Lines That Cross Infinitely Many Times

MathematicsHub is a new mathematics blog. Among its first entries was an effort to answer why two straight lines in space can intersect in at most one point. That is, if two lines intersect at more than one point, they have to intersect at all of them. And that’s indistinguishable from being the same line.

If we suppose we’re talking about ordinary old space and straight lines and intersections, then that’s true and there’s not much arguing it. But I got to wondering about non-ordinary spaces and lines and such. Could we work out something that looks like a pair of lines, and that intersect in more than one place and still aren’t the same line?

There’s an obvious answer. That comes in spherical geometry, the way shapes on the surface of a ball work. In this space, “lines” are instead “great circles”. Those the equator, lines of longitude, the paths that airplanes would travel if they didn’t have to deal with winds or restricted airspaces or radar paths. And two distinct great circles will intersect in two points, which you can convince yourself of by looking at the south and north poles of a globe.

Can we come up with something where lines intersect at three points? Or four? … Possibly. If we started with something ellipsoidal, perhaps. Or if we started with a sphere and pinched off a corner and twisted it around maybe we could make most “great circle” routes intersect several times. At least, I can imagine this. I admit I don’t have the background in non-Euclidean geometries to make a compelling case for it. It feels right to my instincts, is all, and I leave it as a homework problem for someone who wants homework problems.

It struck me I could think of something that’s very line-like and that offers infinitely many intersections, though. It’s again on a sphere, like the surface of the Earth. Take a path that has a constant compass heading. That is, something that’s always (say) 30 degrees counterclockwise of the south-north line. Following this path, always that same angle with respect to the local south-north line, creates a path called a “loxodrome”. It will look very much like a straight line, and on a Mercator-projection map of the world will be a straight line.

However, if you look at the sphere, this loxodrome traces out a path that spirals in towards the south and the north poles. Properly, it never reaches the south or north pole (unless your loxodrome was pointing directly south or directly north all the time). It just keeps looping around, infinitely many times.

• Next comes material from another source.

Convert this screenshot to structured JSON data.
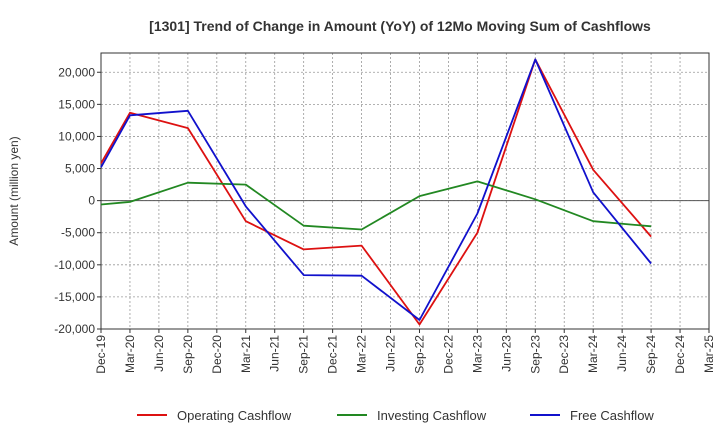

And there’s my idea. Suppose we accept a loxodrome as being enough like a line. I admit you might not be willing to go along with that. If you’re not willing to make this supposition then you won’t accept my conclusion and that’s that. We’ll just have to disagree. (And I’d grant that in most cases I wouldn’t call a loxodrome a line, because it doesn’t behave enough like a line for most purposes.)

But if you will let me call loxodromes a kind of line, then I can give you this happy conclusion. If you start two loxodromes from the same point and going in different angles, then, they’re going to intersect. And not just once, nor twice, but many times as you go closer to the south or the north pole. And despite having infinitely many intersections, they’re not the same loxodromes. They point in different directions and touch many different points.

And isn’t that remarkable?

You may not be convinced. It depends whether you’ll accept a loxodrome as being enough like a line. But I like the idea of lines that intersect infinitely many times yet aren’t the same line. And let me know if you don’t buy this, and why; or if you have a better idea, please.

Author: Joseph Nebus

I was born 198 years to the day after Johnny Appleseed. The differences between us do not end there. He/him.

10 thoughts on “Lines That Cross Infinitely Many Times”

    1. Quite fair. I don’t have a clear idea of a measure of distance or length that would work for loxodromes, at least not and give interesting results. And it would really only look like a straight line if you’re far enough away from a pole, when it’s the behavior of a loxodrome near the poles that gives the interesting result of so very many intersections.


  1. Hello Joseph. First of all thank you for sharing my post on your blog, I really do appreciate you.
    Second, my project is to solve all those problems from a particular book that deals with the plane geometry, that’s why I didn’t talk about spherical surfaces etc. While dealing with that book, we’ve to keep ourselves confined within plane surfaces :) .

    But still I appreciate your thoughts, and it’s really good to think out of the box!


    1. Very happy to share interesting posts; thanks for writing them.

      I’d figured it was likely you were looking just at plane geometry, or at least Euclidean geometries, since the assumption was solidly in place there. You’d just inspired some riffing on my part and I wanted to share that.

      Liked by 1 person

          1. Hi Joseph, are you there? I need to share one interesting article I wrote about “why unit circle, 5 reasons” would you like to please see that article? I need your great expert advice.